Beyond the basic needs of food, clean water, shelter and clothing, humans need social participation and equal opportunities. Recognising this was the first step of Fernando after noticing the homeless and refugees on the streets of Melbourne. They couldn’t afford to pay for meals, but they could repay with their time instead.

“We get people from completely different walks of life sitting next to each other on a table and talking to each other, and that’s probably one of my favourite parts of [Lentils] because it brings people together,” explains Jenny, a Lentil volunteer.

Social exclusion has been recognised as a major detrimental effect of poverty, affecting the well-being of those who aren’t able to engage in the social or cultural activities they would like to. For some, this may be going to a restaurant with friends.


A diverse range of regulars frequent Lentil As Anything.

Tootsie, like many other Lentil volunteers, found her life transformed when she started participating in the organisation. Now a manager at the four Lentil locations, Preston, Thornbury, Abbotsford and St Kilda, her history of unemployment, depression and social anxiety feels like another life.

“When everyone comes in the door I greet them happily because that’s how I was greeted when I first came here and I want other people to feel that same welcoming and wholeness I got,” she said.

Under her red apron, Tootsie’s t-shirt proclaims the Lentil philosophy: Everyone Deserves a Seat at the Table. Having experienced poverty first-hand, Tootsie believes that the problem goes much farther than money.

“To be poor… is to be alone. If you’re not involved or a part of anything, that loneliness creates the poverty,” she said.

The word ‘poverty’ is not synonymous with Australia, which ranks as the 15th richest country. But the Australian Council of Social Service (ACOSS) found in its 2014 poverty report that 13.9 per cent of Australians are living below the poverty line. Or, in other words, a shocking 2.5 million Australians are surviving on under $400 a week.

The reason this issue is neglected may be because Australia’s social standards make it near impossible to compare our poverty to that of most developing countries. But that’s the key point: there is no comparison.

Poverty can be assessed through two frames; absolute poverty, which refers to a set standard regardless of the country, or relative poverty, which is based on the society of a citizen, and therefore the country and timeframe.
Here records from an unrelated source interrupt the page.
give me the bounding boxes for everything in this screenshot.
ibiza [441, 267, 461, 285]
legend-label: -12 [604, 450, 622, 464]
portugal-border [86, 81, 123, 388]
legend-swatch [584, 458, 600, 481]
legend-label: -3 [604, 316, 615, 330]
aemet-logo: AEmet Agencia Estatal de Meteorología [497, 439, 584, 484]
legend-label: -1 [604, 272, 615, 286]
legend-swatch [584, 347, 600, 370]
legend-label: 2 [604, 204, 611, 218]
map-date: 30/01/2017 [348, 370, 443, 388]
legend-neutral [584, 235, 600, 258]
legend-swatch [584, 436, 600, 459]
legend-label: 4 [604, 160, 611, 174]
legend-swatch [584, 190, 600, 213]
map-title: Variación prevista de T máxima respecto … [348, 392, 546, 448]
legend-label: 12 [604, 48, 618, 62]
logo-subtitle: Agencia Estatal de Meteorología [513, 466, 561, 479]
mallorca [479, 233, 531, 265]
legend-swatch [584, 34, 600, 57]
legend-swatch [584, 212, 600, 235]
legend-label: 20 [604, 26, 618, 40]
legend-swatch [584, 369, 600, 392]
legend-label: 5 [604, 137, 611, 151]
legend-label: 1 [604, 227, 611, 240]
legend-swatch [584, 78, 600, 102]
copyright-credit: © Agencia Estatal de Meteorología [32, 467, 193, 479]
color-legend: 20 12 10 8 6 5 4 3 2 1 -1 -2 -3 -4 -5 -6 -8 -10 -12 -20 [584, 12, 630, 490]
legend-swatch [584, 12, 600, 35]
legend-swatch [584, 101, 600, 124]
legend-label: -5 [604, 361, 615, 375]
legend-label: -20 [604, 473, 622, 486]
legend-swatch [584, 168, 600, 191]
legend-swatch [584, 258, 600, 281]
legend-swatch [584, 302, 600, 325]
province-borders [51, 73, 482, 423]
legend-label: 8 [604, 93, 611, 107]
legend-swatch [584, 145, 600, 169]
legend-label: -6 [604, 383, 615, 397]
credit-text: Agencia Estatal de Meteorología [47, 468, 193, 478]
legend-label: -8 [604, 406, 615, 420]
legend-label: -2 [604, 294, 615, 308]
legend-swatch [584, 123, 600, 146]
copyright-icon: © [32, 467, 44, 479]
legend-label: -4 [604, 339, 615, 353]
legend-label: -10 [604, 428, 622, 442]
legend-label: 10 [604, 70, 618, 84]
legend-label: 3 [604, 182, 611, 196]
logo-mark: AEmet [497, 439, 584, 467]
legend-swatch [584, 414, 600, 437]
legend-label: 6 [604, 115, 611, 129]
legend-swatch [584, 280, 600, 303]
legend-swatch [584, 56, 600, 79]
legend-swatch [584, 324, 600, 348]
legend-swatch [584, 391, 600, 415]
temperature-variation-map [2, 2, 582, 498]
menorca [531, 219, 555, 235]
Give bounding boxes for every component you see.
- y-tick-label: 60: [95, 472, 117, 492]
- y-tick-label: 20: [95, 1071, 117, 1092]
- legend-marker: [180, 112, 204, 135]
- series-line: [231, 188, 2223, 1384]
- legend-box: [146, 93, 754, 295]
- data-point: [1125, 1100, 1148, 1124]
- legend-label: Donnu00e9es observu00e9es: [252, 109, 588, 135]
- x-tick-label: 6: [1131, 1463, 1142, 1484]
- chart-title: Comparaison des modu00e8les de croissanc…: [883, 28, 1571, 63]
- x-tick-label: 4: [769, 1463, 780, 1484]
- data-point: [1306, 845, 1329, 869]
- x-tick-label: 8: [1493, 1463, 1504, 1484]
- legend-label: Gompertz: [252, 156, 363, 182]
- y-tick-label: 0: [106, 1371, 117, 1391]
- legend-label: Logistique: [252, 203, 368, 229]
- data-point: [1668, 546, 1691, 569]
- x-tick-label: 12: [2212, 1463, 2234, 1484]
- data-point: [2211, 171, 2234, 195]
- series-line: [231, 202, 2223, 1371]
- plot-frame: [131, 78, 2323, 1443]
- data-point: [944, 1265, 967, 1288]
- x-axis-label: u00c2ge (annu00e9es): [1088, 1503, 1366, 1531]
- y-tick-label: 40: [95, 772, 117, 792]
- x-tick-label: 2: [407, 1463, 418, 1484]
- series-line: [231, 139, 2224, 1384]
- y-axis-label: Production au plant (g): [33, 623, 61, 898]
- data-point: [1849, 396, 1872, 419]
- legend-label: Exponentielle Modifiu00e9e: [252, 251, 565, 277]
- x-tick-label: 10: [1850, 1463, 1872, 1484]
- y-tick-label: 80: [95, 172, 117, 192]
The misconception that the standards of absolute poverty applies to every country has led to the general disregard of poverty as an issue in Australia, as it is not extreme in the same sense as it is in developing countries.

Yet for 2.5 million people, getting through the week is a struggle.

Since moving to Melbourne from North-East NSW for the wider job opportunities, 21 year-old Sapodia has struggled to pay the rent and make her money last through the week.  For her, poverty effects more than her bank account.

“It’s something that really effects my wellbeing as everything seems so overwhelming and hard to deal with,” she said. “It makes me depressed, loathsome and self-hating when I’m not ordinarily that way.”

Similarly, Jenny found herself with few prospects after dropping out of Year 12 last year before discovering Lentil As Anything.

“I was feeling really unmotivated and not active in my life or in the community and I started volunteering here and it just completely changed everything,” she said.

“I found a place where I felt motivated and driven and welcomed and included.”

It is Lentil’s acceptance and diversity that inspires so many to join their network of volunteers.

“We don’t pay people to be here,” Tootsie explains. “People are involved because they want to be part of the community.”

You can’t help noticing a buoyancy of spirit as you walk out the door with a full stomach and a feeling that there is good in the world.